Я положила перед собой лист бумаги и открыла чернильницу. Нашла перо в ящике стола. Надо написать ответ. «Добрый день, Вадим Александрович! С радостью…» Нет! «Милый мой Вадим Александрович!» Что за фамильярный тон! Как мне написать о своих чувствах? Как мне дать понять этому жестокому человеку, что я не желаю расставаться с его тенью? Почему я должна забыть его поцелуи? Это несправедливо! Почему, в конце концов, он требует от меня всего этого?! Я взяла новый лист и вывела без слов приветствия: «Я вас не отпускаю».

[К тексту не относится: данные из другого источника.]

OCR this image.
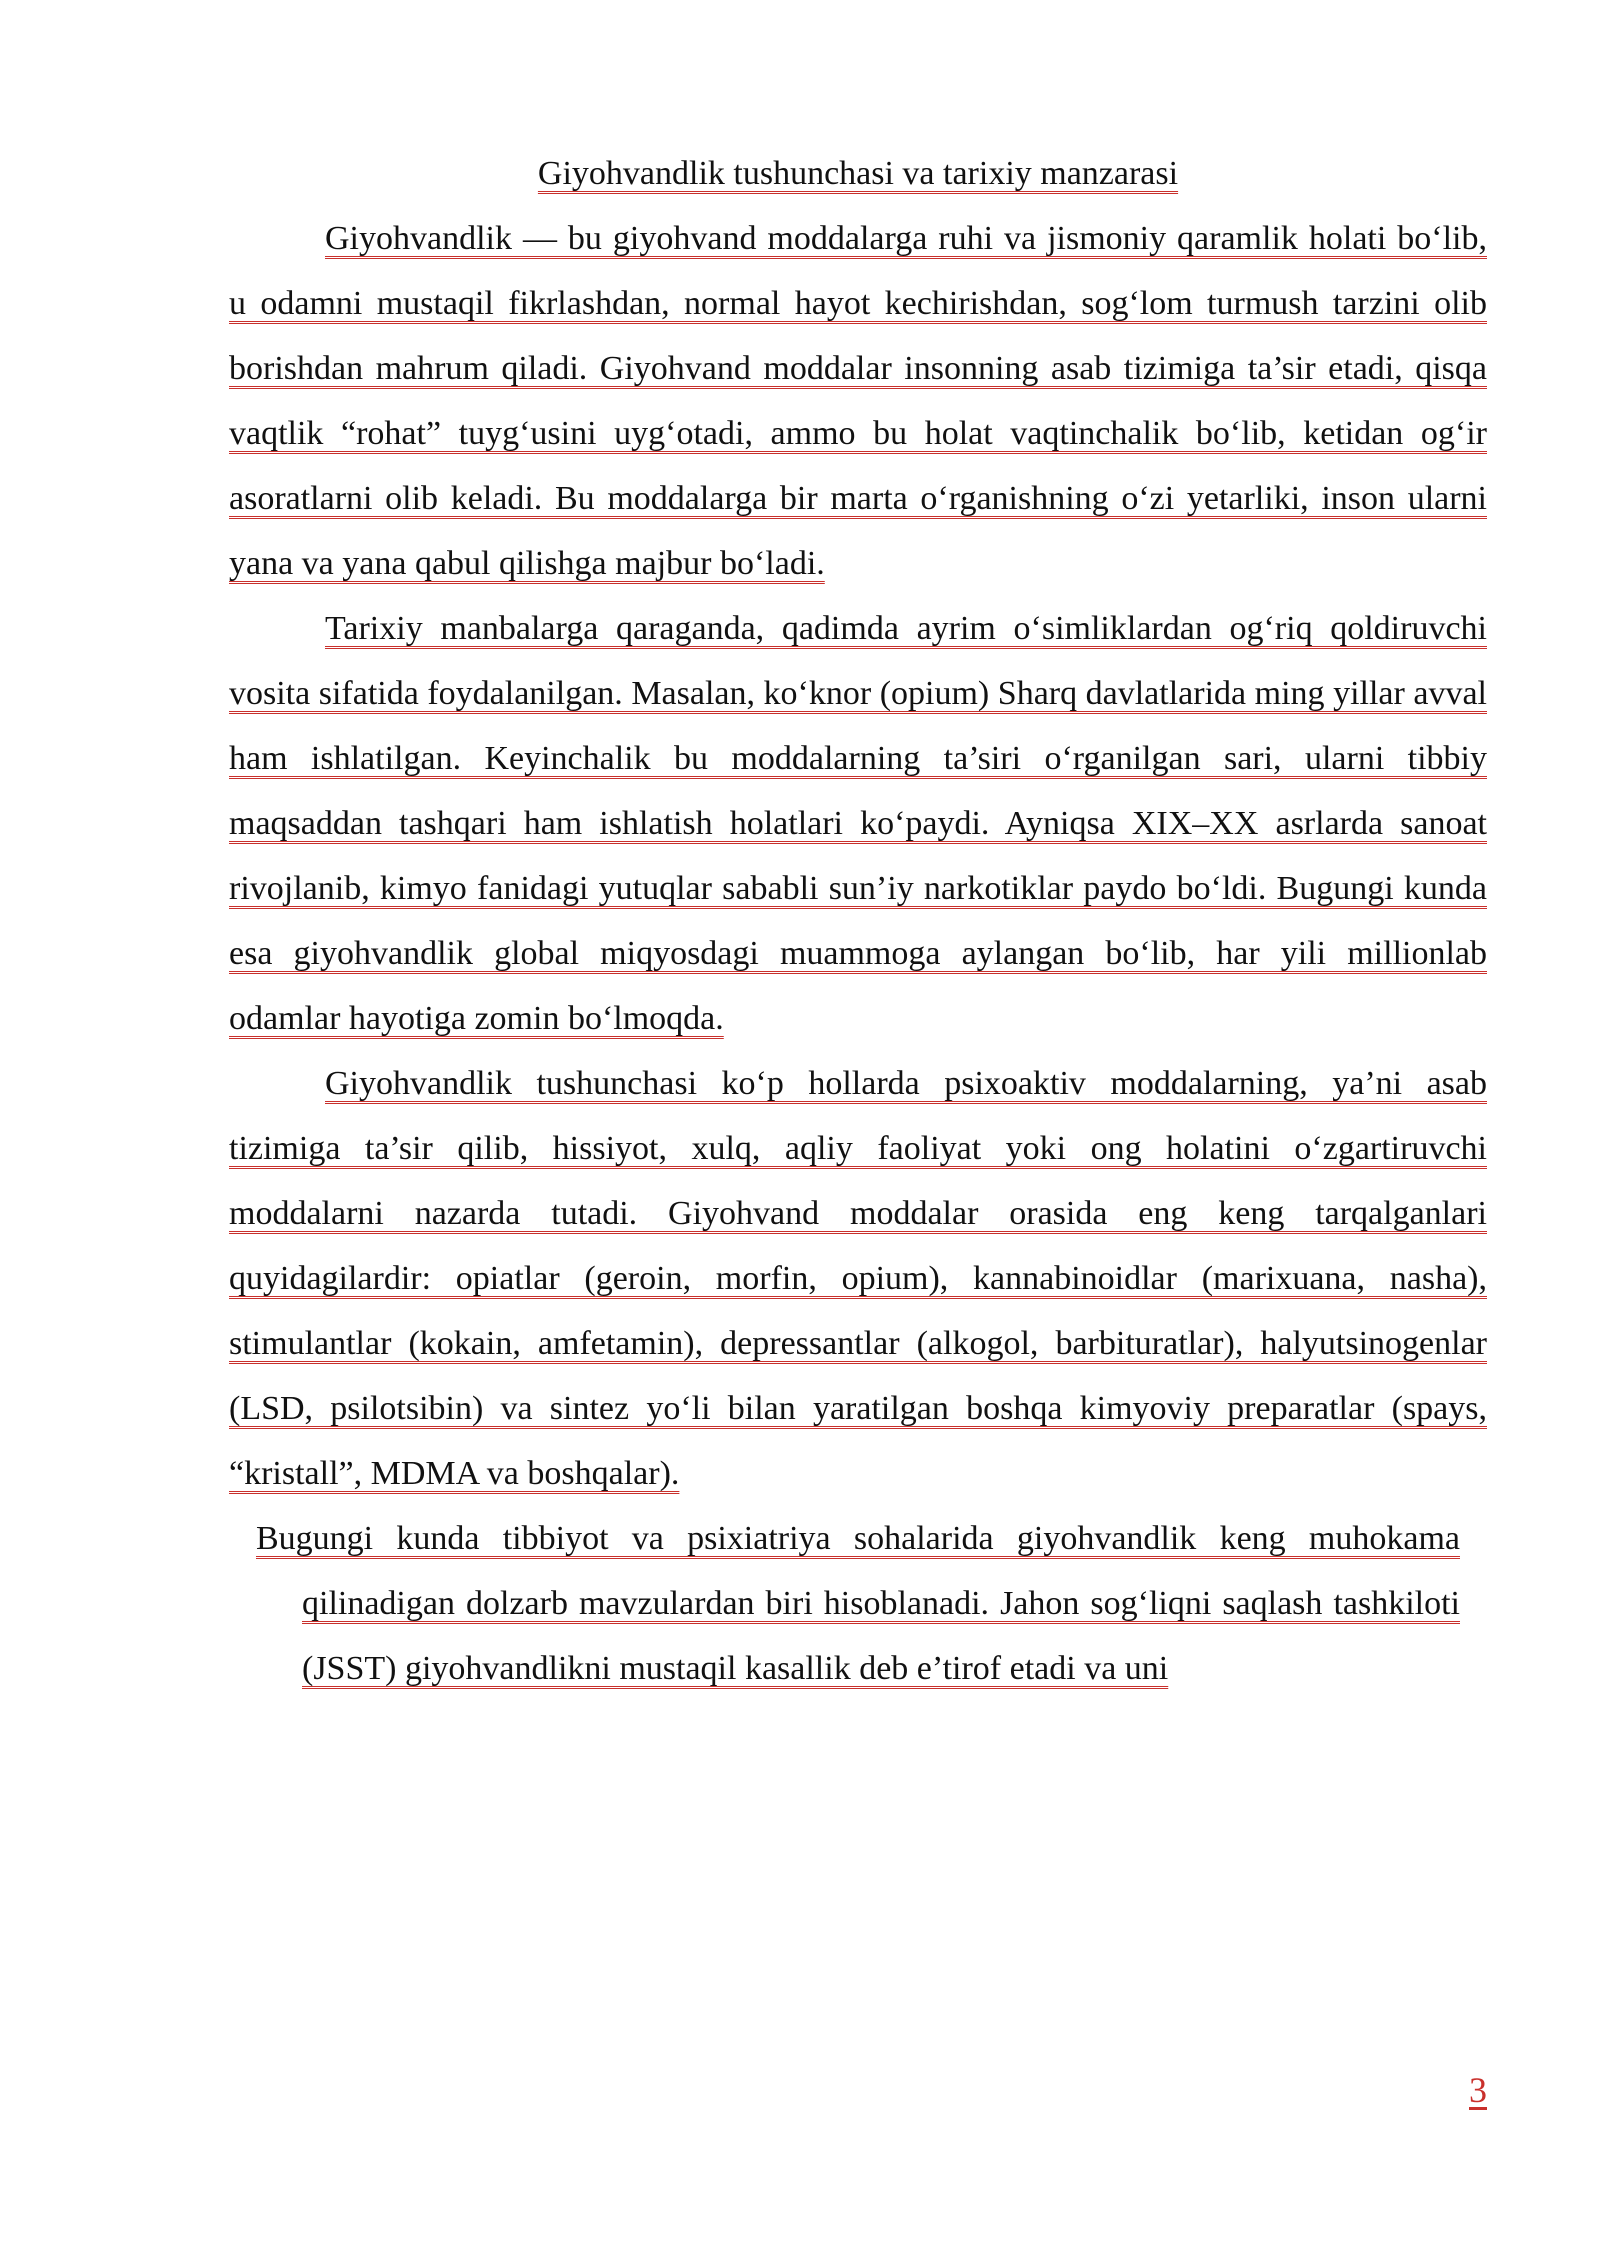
Giyohvandlik tushunchasi va tarixiy manzarasi

Giyohvandlik — bu giyohvand moddalarga ruhi va jismoniy qaramlik holati bo‘lib, u odamni mustaqil fikrlashdan, normal hayot kechirishdan, sog‘lom turmush tarzini olib borishdan mahrum qiladi. Giyohvand moddalar insonning asab tizimiga ta’sir etadi, qisqa vaqtlik “rohat” tuyg‘usini uyg‘otadi, ammo bu holat vaqtinchalik bo‘lib, ketidan og‘ir asoratlarni olib keladi. Bu moddalarga bir marta o‘rganishning o‘zi yetarliki, inson ularni yana va yana qabul qilishga majbur bo‘ladi.

Tarixiy manbalarga qaraganda, qadimda ayrim o‘simliklardan og‘riq qoldiruvchi vosita sifatida foydalanilgan. Masalan, ko‘knor (opium) Sharq davlatlarida ming yillar avval ham ishlatilgan. Keyinchalik bu moddalarning ta’siri o‘rganilgan sari, ularni tibbiy maqsaddan tashqari ham ishlatish holatlari ko‘paydi. Ayniqsa XIX–XX asrlarda sanoat rivojlanib, kimyo fanidagi yutuqlar sababli sun’iy narkotiklar paydo bo‘ldi. Bugungi kunda esa giyohvandlik global miqyosdagi muammoga aylangan bo‘lib, har yili millionlab odamlar hayotiga zomin bo‘lmoqda.

Giyohvandlik tushunchasi ko‘p hollarda psixoaktiv moddalarning, ya’ni asab tizimiga ta’sir qilib, hissiyot, xulq, aqliy faoliyat yoki ong holatini o‘zgartiruvchi moddalarni nazarda tutadi. Giyohvand moddalar orasida eng keng tarqalganlari quyidagilardir: opiatlar (geroin, morfin, opium), kannabinoidlar (marixuana, nasha), stimulantlar (kokain, amfetamin), depressantlar (alkogol, barbituratlar), halyutsinogenlar (LSD, psilotsibin) va sintez yo‘li bilan yaratilgan boshqa kimyoviy preparatlar (spays, “kristall”, MDMA va boshqalar).

Bugungi kunda tibbiyot va psixiatriya sohalarida giyohvandlik keng muhokama qilinadigan dolzarb mavzulardan biri hisoblanadi. Jahon sog‘liqni saqlash tashkiloti (JSST) giyohvandlikni mustaqil kasallik deb e’tirof etadi va uni

3
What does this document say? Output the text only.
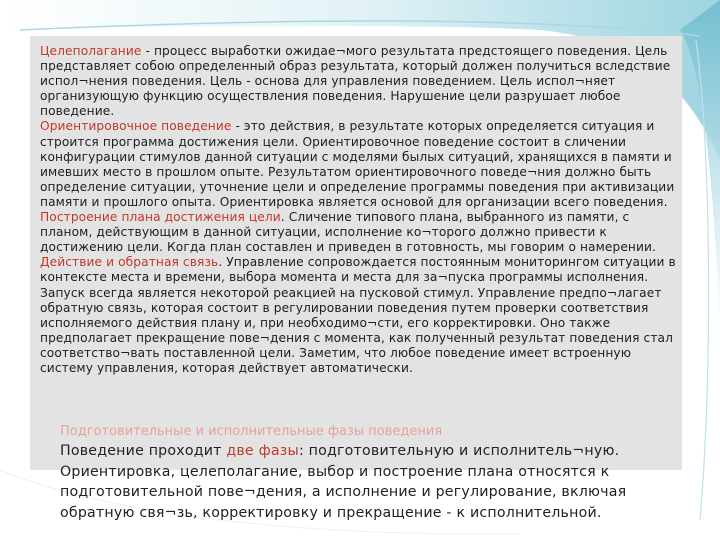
Целеполагание - процесс выработки ожидае¬мого результата предстоящего поведения. Цель представляет собою определенный образ результата, который должен получиться вследствие испол¬нения поведения. Цель - основа для управления поведением. Цель испол¬няет организующую функцию осуществления поведения. Нарушение цели разрушает любое поведение.

Ориентировочное поведение - это действия, в результате которых определяется ситуация и строится программа достижения цели. Ориентировочное поведение состоит в сличении конфигурации стимулов данной ситуации с моделями былых ситуаций, хранящихся в памяти и имевших место в прошлом опыте. Результатом ориентировочного поведе¬ния должно быть определение ситуации, уточнение цели и определение программы поведения при активизации памяти и прошлого опыта. Ориентировка является основой для организации всего поведения.

Построение плана достижения цели. Сличение типового плана, выбранного из памяти, с планом, действующим в данной ситуации, исполнение ко¬торого должно привести к достижению цели. Когда план составлен и приведен в готовность, мы говорим о намерении.

Действие и обратная связь. Управление сопровождается постоянным мониторингом ситуации в контексте места и времени, выбора момента и места для за¬пуска программы исполнения. Запуск всегда является некоторой реакцией на пусковой стимул. Управление предпо¬лагает обратную связь, которая состоит в регулировании поведения путем проверки соответствия исполняемого действия плану и, при необходимо¬сти, его корректировки. Оно также предполагает прекращение пове¬дения с момента, как полученный результат поведения стал соответство¬вать поставленной цели. Заметим, что любое поведение имеет встроенную систему управления, которая действует автоматически.

Подготовительные и исполнительные фазы поведения

Поведение проходит две фазы: подготовительную и исполнитель¬ную. Ориентировка, целеполагание, выбор и построение плана относятся к подготовительной пове¬дения, а исполнение и регулирование, включая обратную свя¬зь, корректировку и прекращение - к исполнительной.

Вечерами Александр Михайлович читал газеты, хмурился, курил уже в моем присутствии. Я просматривала списки погибших, Таня обычно стояла рядом, за моей спиной.
— Нет, — как счастливое заклятье произносила я.
— Слава Богу, нет!.. — говорила Таня и уходила. Я откладывала газету, брезгливо осматривала свои руки.
— Ненавижу типографскую краску! Каждый раз руки словно в саже! Отвратительно! Что за мука читать списки…
Или делилась с супругом горьким новостями:
— Кстати, видела имя сына Елизаровых, Георгия. Не знаю, как переживет гибель Георгия Наталья Кирилловна. Александр Михайлович, вы помните его? Такой тихий приветливый юноша!.. Кажется, у него была невеста. Нелегко.
С каждым днем я видела все больше знакомых фамилий.
От Николки письма стали приходить реже. От Любомирского в октябре пришло всего одно.